Damien's expression didn't change, but a storm gathered in his grey eyes. He looked past me, down the hall toward the lab.

"Give me those." He carefully took the vials from my trembling hands and placed them on a side table. "Stay here. Lock the door behind me."

"Damien, wait—"

But he was already moving, a shadow streaking down the hallway with lethal silence.

I did as he said, locking the door, my heart pounding against my ribs. Minutes stretched, taut and silent. Then, a single, sharp cry echoed down the hall. It was cut off abruptly.

More silence.

Finally, footsteps returned. The lock disengaged with a beep, and Damien re-entered. Alone. There was a new, thin cut on his knuckles.

"Silas?" I whispered.

"Contained. He won't trouble you again." His voice was devoid of emotion. He walked to the window, looking out at the sleeping city. "He told you the truth. About my mother. About my time. About his plan for you."

"Yes."

"And you still came to warn me. You still ran to my door."

I had no answer. My actions were a contradiction even to me.

He turned from the window, his face etched with a profound exhaustion that went beyond the physical. "The code I gave you. 0913. It wasn't just the day of the attack."

He walked to a sleek panel on his wall, pressed his palm to it. A hidden compartment slid open. Inside wasn't a weapon or data drive. It was a simple, faded photograph.

He handed it to me.

It showed a younger, softer-looking Damien, maybe eighteen, with his arm around a smiling woman with warm eyes and my exact shade of hair. Next to them stood a man with Silas's nose and a kind smile. A family portrait.

"It was my mother's birthday," Damien said, his voice rough. "The last one we celebrated before she was killed. Before my father's curse. Before everything."

He pointed to the woman, his mother. Then his finger moved to the necklace she wore, a delicate crescent-moon pendant.

"My mother's name was Elara. She was an Omega." His gaze lifted, piercing me. "She designed that pendant. It's a suppressor, like the one Martin used on you. She made two."

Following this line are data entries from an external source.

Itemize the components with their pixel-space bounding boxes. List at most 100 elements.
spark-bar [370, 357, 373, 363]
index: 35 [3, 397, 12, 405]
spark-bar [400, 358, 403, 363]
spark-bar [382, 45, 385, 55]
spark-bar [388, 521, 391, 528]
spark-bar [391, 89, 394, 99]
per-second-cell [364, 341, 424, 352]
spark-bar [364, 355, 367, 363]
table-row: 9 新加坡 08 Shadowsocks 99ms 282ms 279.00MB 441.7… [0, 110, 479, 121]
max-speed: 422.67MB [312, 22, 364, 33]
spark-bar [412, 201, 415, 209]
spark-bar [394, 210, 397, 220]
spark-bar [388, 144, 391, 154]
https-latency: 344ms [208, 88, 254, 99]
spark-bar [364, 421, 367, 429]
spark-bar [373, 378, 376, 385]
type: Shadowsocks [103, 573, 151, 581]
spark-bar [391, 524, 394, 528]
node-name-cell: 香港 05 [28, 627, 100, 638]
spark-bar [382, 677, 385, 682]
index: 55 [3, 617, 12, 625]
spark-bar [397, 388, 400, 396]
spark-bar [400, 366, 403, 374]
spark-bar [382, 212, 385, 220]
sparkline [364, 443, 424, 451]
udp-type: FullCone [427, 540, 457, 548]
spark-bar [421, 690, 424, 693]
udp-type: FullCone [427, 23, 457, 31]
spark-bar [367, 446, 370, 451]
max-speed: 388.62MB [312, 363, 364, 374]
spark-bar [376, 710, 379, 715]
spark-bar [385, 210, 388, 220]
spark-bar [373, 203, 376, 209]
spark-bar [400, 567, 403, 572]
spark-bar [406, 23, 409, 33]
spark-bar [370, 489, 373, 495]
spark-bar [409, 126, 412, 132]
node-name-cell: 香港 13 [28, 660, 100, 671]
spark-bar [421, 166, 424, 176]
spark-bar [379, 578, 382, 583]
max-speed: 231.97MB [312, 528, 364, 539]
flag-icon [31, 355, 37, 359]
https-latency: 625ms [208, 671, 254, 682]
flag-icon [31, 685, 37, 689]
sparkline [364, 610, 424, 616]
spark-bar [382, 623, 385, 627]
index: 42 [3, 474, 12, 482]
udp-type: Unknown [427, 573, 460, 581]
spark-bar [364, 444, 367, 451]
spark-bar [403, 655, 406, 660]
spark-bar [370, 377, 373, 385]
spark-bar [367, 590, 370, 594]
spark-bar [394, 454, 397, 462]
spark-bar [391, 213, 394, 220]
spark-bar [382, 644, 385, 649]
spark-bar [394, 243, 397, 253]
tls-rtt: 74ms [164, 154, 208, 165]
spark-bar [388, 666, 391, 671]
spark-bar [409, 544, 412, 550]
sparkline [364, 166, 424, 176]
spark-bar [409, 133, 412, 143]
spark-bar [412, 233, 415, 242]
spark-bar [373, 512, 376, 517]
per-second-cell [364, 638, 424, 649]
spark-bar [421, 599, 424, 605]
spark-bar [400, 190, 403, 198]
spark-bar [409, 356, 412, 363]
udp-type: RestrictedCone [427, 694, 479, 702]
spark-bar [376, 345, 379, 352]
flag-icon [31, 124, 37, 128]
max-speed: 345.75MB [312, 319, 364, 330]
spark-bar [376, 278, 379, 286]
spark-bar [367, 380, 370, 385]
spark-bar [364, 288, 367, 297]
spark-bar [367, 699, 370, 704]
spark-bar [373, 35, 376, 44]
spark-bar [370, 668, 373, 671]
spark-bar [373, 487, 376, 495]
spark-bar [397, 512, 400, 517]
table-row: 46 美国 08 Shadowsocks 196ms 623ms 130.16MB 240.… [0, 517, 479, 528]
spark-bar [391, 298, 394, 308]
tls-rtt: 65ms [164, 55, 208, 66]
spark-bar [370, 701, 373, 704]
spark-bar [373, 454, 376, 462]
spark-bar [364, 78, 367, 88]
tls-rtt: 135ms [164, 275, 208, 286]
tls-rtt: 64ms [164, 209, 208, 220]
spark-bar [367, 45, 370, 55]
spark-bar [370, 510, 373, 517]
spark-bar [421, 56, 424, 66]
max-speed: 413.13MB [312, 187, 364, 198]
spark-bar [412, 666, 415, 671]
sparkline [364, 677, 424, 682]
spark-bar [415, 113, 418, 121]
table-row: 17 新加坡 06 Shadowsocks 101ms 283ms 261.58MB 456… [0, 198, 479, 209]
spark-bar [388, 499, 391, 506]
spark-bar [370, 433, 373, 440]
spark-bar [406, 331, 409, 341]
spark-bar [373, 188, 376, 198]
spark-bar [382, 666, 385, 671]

My breath hitched. A terrible, beautiful suspicion blossomed.

He reached into the compartment again and pulled out a small velvet box. He opened it.

Nestled inside was an identical crescent-moon pendant.

"She made one for herself," he said, his eyes holding a universe of pain and hope. "And one for the daughter she was forced to give up to save her life. For you, Lydia."